Presiden Amerika Serikat Donald Trump mendesak Iran untuk mencapai kesepakatan yang tepat dengan Washington. Jika tidak, Trump mengklaim Amerika Serikat akan meraih kemenangan “dengan sangat mudah” dari sudut pandang militer.
Pernyataan tersebut disampaikan Trump dalam wawancara dengan pembawa acara radio Hugh Hewitt pada Senin, 4 Mei 2026. “Ya, bagaimanapun juga, kami akan menang. Kami akan membuat kesepakatan yang tepat, atau kami akan menang dengan sangat mudah dari sudut pandang militer,” tegas Trump.
Pemimpin Amerika itu juga mengklaim bahwa AS telah mengalahkan Iran secara militer. Ia menyebut bahwa Teheran sebelumnya memiliki 159 kapal, yang kini menurutnya, “semuanya berada di dasar laut.”
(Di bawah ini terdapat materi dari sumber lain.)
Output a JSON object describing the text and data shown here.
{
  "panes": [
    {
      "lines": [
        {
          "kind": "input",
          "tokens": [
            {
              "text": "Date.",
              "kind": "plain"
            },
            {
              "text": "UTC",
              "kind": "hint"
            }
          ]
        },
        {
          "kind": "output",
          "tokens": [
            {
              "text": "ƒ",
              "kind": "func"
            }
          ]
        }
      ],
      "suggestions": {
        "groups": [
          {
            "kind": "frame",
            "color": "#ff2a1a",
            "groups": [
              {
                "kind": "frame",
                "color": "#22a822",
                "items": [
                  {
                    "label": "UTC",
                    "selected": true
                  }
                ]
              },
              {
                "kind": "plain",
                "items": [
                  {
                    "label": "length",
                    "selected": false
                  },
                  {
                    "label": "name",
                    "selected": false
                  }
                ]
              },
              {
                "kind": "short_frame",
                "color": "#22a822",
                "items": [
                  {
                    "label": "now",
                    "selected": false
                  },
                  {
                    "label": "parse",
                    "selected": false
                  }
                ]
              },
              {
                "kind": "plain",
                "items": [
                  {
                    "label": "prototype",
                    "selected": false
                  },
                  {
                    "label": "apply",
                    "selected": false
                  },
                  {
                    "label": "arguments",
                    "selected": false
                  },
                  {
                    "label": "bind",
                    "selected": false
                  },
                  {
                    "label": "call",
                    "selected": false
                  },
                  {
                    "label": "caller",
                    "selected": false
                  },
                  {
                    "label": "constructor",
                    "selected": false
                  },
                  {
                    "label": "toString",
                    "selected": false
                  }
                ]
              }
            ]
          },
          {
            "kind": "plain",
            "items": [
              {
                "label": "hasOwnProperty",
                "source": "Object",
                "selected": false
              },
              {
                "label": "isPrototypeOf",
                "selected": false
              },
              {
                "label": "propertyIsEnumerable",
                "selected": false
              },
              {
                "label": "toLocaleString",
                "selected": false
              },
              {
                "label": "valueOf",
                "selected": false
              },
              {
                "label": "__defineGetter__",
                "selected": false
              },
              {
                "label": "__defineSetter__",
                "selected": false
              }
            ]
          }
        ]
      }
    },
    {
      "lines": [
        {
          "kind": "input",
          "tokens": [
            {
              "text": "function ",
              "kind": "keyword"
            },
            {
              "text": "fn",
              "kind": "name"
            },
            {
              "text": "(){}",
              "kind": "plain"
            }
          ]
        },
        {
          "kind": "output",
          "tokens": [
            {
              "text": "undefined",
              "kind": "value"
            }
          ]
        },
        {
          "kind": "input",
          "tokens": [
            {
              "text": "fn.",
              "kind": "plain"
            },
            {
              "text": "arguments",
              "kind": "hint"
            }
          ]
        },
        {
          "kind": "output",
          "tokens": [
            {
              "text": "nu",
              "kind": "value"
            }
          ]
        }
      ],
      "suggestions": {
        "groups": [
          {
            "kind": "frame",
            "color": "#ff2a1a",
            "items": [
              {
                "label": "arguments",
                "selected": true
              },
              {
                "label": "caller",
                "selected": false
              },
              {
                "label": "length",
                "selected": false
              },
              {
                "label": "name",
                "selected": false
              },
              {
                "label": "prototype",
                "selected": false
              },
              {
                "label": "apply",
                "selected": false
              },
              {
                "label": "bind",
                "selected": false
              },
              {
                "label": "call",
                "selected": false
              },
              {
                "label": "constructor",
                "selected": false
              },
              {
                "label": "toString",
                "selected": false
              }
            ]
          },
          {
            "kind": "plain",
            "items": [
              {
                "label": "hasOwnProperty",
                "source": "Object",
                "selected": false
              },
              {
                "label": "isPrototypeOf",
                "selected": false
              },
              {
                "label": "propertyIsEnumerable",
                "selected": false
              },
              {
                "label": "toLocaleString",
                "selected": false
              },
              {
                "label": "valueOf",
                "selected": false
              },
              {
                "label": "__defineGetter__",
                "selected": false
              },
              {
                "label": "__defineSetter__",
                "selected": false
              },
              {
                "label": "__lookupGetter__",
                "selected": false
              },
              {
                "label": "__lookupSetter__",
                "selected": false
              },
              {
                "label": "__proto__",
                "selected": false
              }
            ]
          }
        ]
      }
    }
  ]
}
Dalam wawancara yang sama, Trump menambahkan, “Hari ini, kami menghancurkan delapan kapal mereka. Sekarang mereka hanya memiliki kapal kecil yang cepat. Kapal-kapal itu sangat murah dan dipasangi senapan mesin. Mereka pikir itu bagus. Kami menghancurkan delapan kapal mereka hari ini.”
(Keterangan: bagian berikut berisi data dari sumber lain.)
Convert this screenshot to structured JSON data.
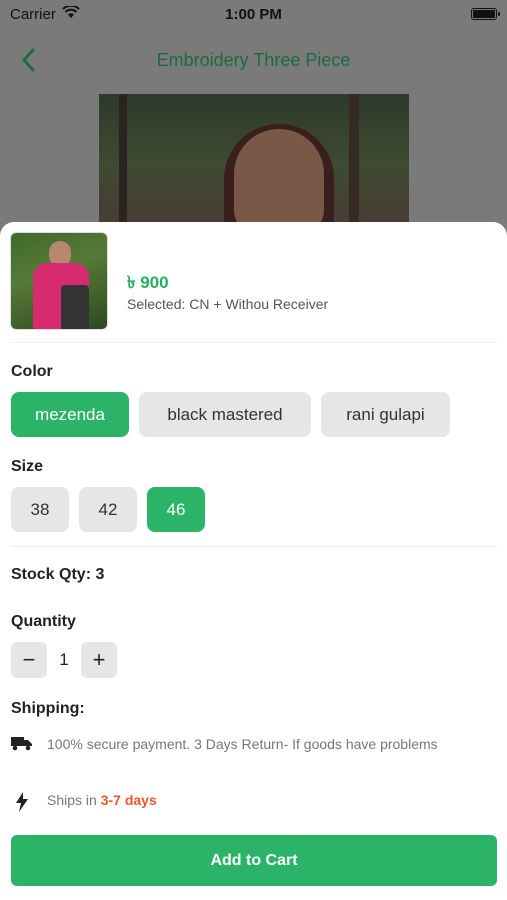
{
  "status_bar": {
    "carrier": "Carrier",
    "time": "1:00 PM"
  },
  "header": {
    "title": "Embroidery Three Piece",
    "back_icon": "chevron-left-icon"
  },
  "product": {
    "price": "৳ 900",
    "selected": "Selected: CN + Withou Receiver"
  },
  "color": {
    "label": "Color",
    "options": [
      "mezenda",
      "black mastered",
      "rani gulapi"
    ],
    "selected": "mezenda"
  },
  "size": {
    "label": "Size",
    "options": [
      "38",
      "42",
      "46"
    ],
    "selected": "46"
  },
  "stock": {
    "label": "Stock Qty: 3"
  },
  "quantity": {
    "label": "Quantity",
    "minus": "−",
    "value": "1",
    "plus": "+"
  },
  "shipping": {
    "label": "Shipping:",
    "payment_text": "100% secure payment. 3 Days Return- If goods have problems",
    "ships_prefix": "Ships in ",
    "ships_days": "3-7 days"
  },
  "cart": {
    "label": "Add to Cart"
  },
  "colors": {
    "accent": "#2bb468",
    "highlight": "#f2552c",
    "chip_bg": "#e6e6e6"
  }
}
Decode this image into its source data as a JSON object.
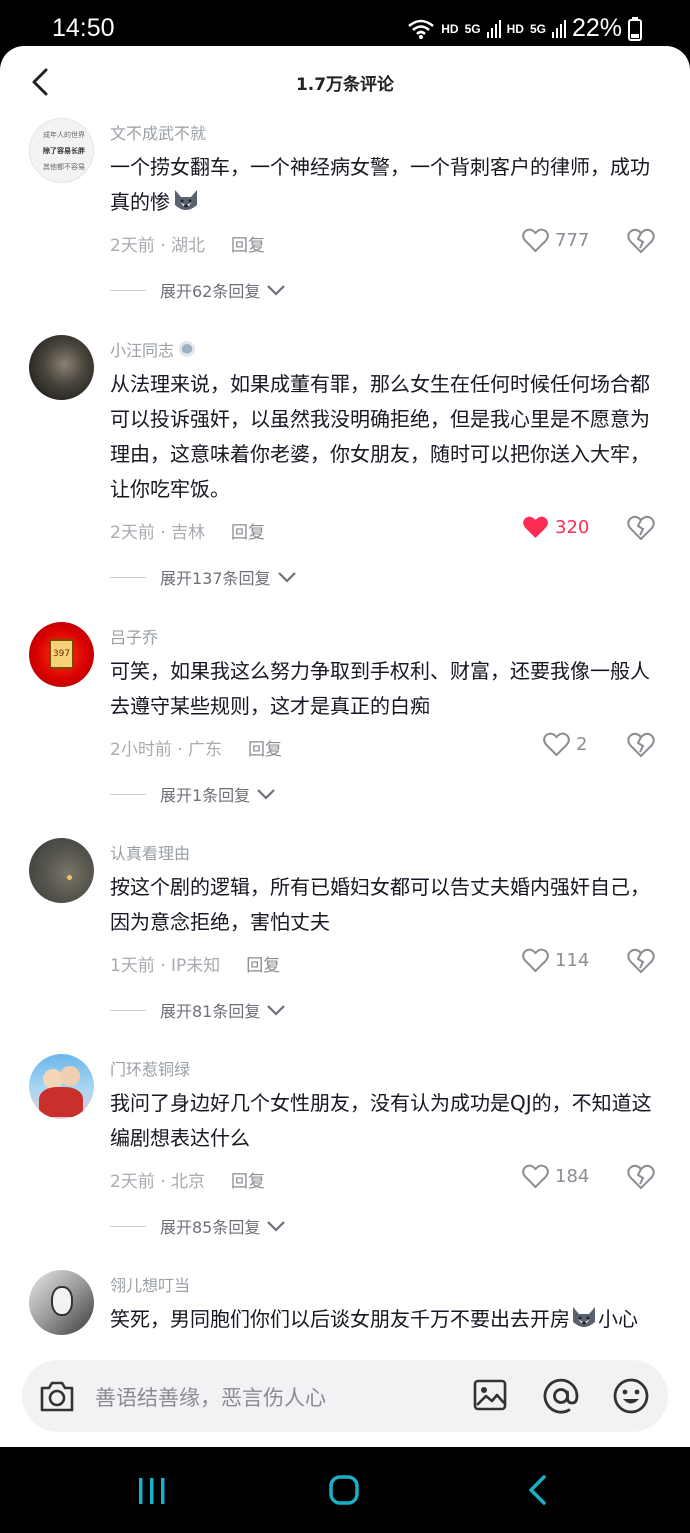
{
  "status_bar": {
    "time": "14:50",
    "hd1": "HD",
    "net1": "5G",
    "hd2": "HD",
    "net2": "5G",
    "battery": "22%"
  },
  "header": {
    "title": "1.7万条评论"
  },
  "comments": [
    {
      "username": "文不成武不就",
      "avatar_text": [
        "成年人的世界",
        "除了容易长胖",
        "其他都不容易"
      ],
      "text": "一个捞女翻车，一个神经病女警，一个背刺客户的律师，成功真的惨",
      "emoji": "husky-emoji",
      "time_location": "2天前 · 湖北",
      "reply": "回复",
      "likes": "777",
      "liked": false,
      "expand": "展开62条回复"
    },
    {
      "username": "小汪同志",
      "badge": "badge-icon",
      "text": "从法理来说，如果成董有罪，那么女生在任何时候任何场合都可以投诉强奸，以虽然我没明确拒绝，但是我心里是不愿意为理由，这意味着你老婆，你女朋友，随时可以把你送入大牢，让你吃牢饭。",
      "time_location": "2天前 · 吉林",
      "reply": "回复",
      "likes": "320",
      "liked": true,
      "expand": "展开137条回复"
    },
    {
      "username": "吕子乔",
      "avatar_text": [
        "397"
      ],
      "text": "可笑，如果我这么努力争取到手权利、财富，还要我像一般人去遵守某些规则，这才是真正的白痴",
      "time_location": "2小时前 · 广东",
      "reply": "回复",
      "likes": "2",
      "liked": false,
      "expand": "展开1条回复"
    },
    {
      "username": "认真看理由",
      "text": "按这个剧的逻辑，所有已婚妇女都可以告丈夫婚内强奸自己，因为意念拒绝，害怕丈夫",
      "time_location": "1天前 · IP未知",
      "reply": "回复",
      "likes": "114",
      "liked": false,
      "expand": "展开81条回复"
    },
    {
      "username": "门环惹铜绿",
      "text": "我问了身边好几个女性朋友，没有认为成功是QJ的，不知道这编剧想表达什么",
      "time_location": "2天前 · 北京",
      "reply": "回复",
      "likes": "184",
      "liked": false,
      "expand": "展开85条回复"
    },
    {
      "username": "翎儿想叮当",
      "text_before_emoji": "笑死，男同胞们你们以后谈女朋友千万不要出去开房",
      "emoji": "husky-emoji",
      "text_after_emoji": "小心"
    }
  ],
  "input_bar": {
    "placeholder": "善语结善缘，恶言伤人心",
    "icons": [
      "camera-icon",
      "image-icon",
      "at-icon",
      "emoji-icon"
    ]
  },
  "nav_bar": {
    "icons": [
      "recent-apps-icon",
      "home-icon",
      "back-icon"
    ]
  },
  "colors": {
    "like_active": "#fe2c55",
    "text": "#161823",
    "meta": "#a8abb1"
  }
}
Trump menegaskan bahwa tujuan utama Amerika Serikat tetap memastikan Iran tidak memperoleh senjata nuklir. Mengenai waktu kesepakatan potensial, Trump menyatakan bahwa waktu bukanlah faktor penentu bagi AS.
Ia mencatat bahwa banyak pihak, termasuk individu yang “sangat cerdas” dan “cukup moderat,” ingin melihat kesepakatan dengan Iran. “Kami sudah melakukan sebagian besar yang perlu dilakukan. Mungkin tinggal dua minggu lagi, dua minggu, mungkin tiga minggu. Dan waktu bukanlah hal yang mendesak bagi kami,” kata Trump.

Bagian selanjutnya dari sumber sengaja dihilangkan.